The primers used for Cyclospora in this study were designed by Relman et al. [14]. Orlandi and Lampel [9] reported a sensitivity level for Cyclospora that was as low as 3 oocysts using nested PCR with the same primer set, which is similar to the level of sensitivity in our study. In addition, Orlandi and Lampel [9] described a detection sensitivity of C. parvum and E. intestinalis of as few as 10 oocysts from singleplex PCRs with each parasite DNA [9]. Their detection sensitivity for E. intestinalis is 10-fold higher than our results; however, they did not report the sensitivity of multiplex PCR using mixed DNA of each protozoan. Furthermore, agarose gel electrophoresis analysis of PCR products from both the first and second rounds of PCR is necessary to confirm the detection results with the method described by Olandi and Lampel [9], because that method amplified the C. parvum target only during the first round of PCR.
Generally the sensitivity of multiplex PCR is not exactly the same with individual PCR done with each parasite DNA. Multiplex PCR developed in the present study showed the same detection sensitivity with that of individual PCR in case of microsporidia and Cryptosporidium. Agarose gel electrophoresis of the second-round PCR products could provide all of the detection results, when the multiplex PCR tests reported here were applied.
Another advantage of the multiplex PCR test developed in the present study is that the 2 species of microsporidia, such as E. bieneusi and E. intestinalis, and the 2 species of Cryptosporidium, such as C. parvum and C. hominis, can be differentiated after PCR by restriction enzyme digestion. We did not show restriction enzyme-digested PCR products of E. bieneusi and C. hominis in the present study as we did not secure DNAs of these 2 organisms. Instead, we confirmed the results of restriction enzyme digestion of these 2 organisms after PCR using a restriction enzyme cutting software program (Clone Manager 6).

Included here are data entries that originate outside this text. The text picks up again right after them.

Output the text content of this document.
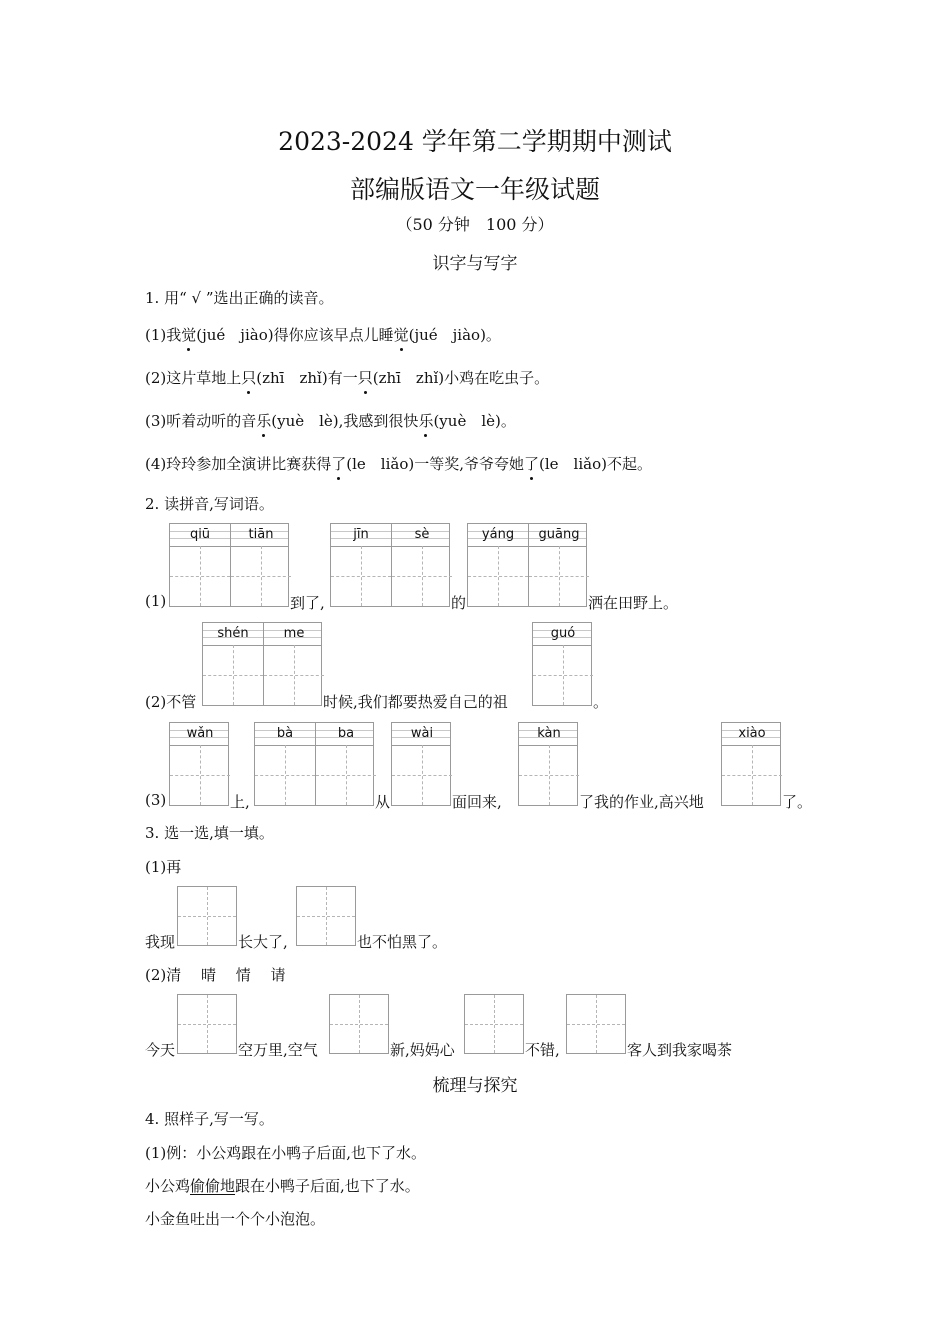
2023-2024 学年第二学期期中测试
部编版语文一年级试题
（50 分钟　100 分）
识字与写字
1. 用“ √ ”选出正确的读音。
(1)我觉(jué　jiào)得你应该早点儿睡觉(jué　jiào)。
(2)这片草地上只(zhī　zhǐ)有一只(zhī　zhǐ)小鸡在吃虫子。
(3)听着动听的音乐(yuè　lè),我感到很快乐(yuè　lè)。
(4)玲玲参加全演讲比赛获得了(le　liǎo)一等奖,爷爷夸她了(le　liǎo)不起。
2. 读拼音,写词语。
qiū	tiān	jīn	sè	yáng	guāng
(1)	到了,	的	洒在田野上。
shén	me	guó
(2)不管	时候,我们都要热爱自己的祖	。
wǎn	bà	ba	wài	kàn	xiào
(3)	上,	从	面回来,	了我的作业,高兴地	了。
3. 选一选,填一填。
(1)再
我现	长大了,	也不怕黑了。
(2)清　 晴　 情　 请
今天	空万里,空气	新,妈妈心	不错,	客人到我家喝茶
梳理与探究
4. 照样子,写一写。
(1)例：小公鸡跟在小鸭子后面,也下了水。
小公鸡偷偷地跟在小鸭子后面,也下了水。
小金鱼吐出一个个小泡泡。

Although there is a well-established genomic database for Cryptosporidium (http://cryptodb.org) that was established through the efforts of many devoted and excellent scientists, there are still only limited genomic data available for Cyclospora and microsporidia. Therefore it is quite difficult to develop specific primers for these 2 protozoa. The difficulty is especially challenging for Cyclospora because PCR detection of the 18S rRNA gene could be confused with that of Eimeria spp., which show 98% similarity with the 18S rRNA gene sequence of Cyclospora. Thus sequence analysis after multiplex PCR should be performed for the accurate differential diagnosis of Cyclospora and Eimeria spp.
In conclusion, the multiplex PCR test developed in the present study can detect microsporidia, Cyclospora, and Cryptosporidium, all of which cause severe waterborne diarrheal disease. The test is very simple and rapid and offers high sensitivity and specificity. This test could help improve detection of diarrheal outbreaks or sporadic diarrheal disease that is due to infection with these major waterborne protozoa which have been considered as unknown etiology for the difficulty in detection previously.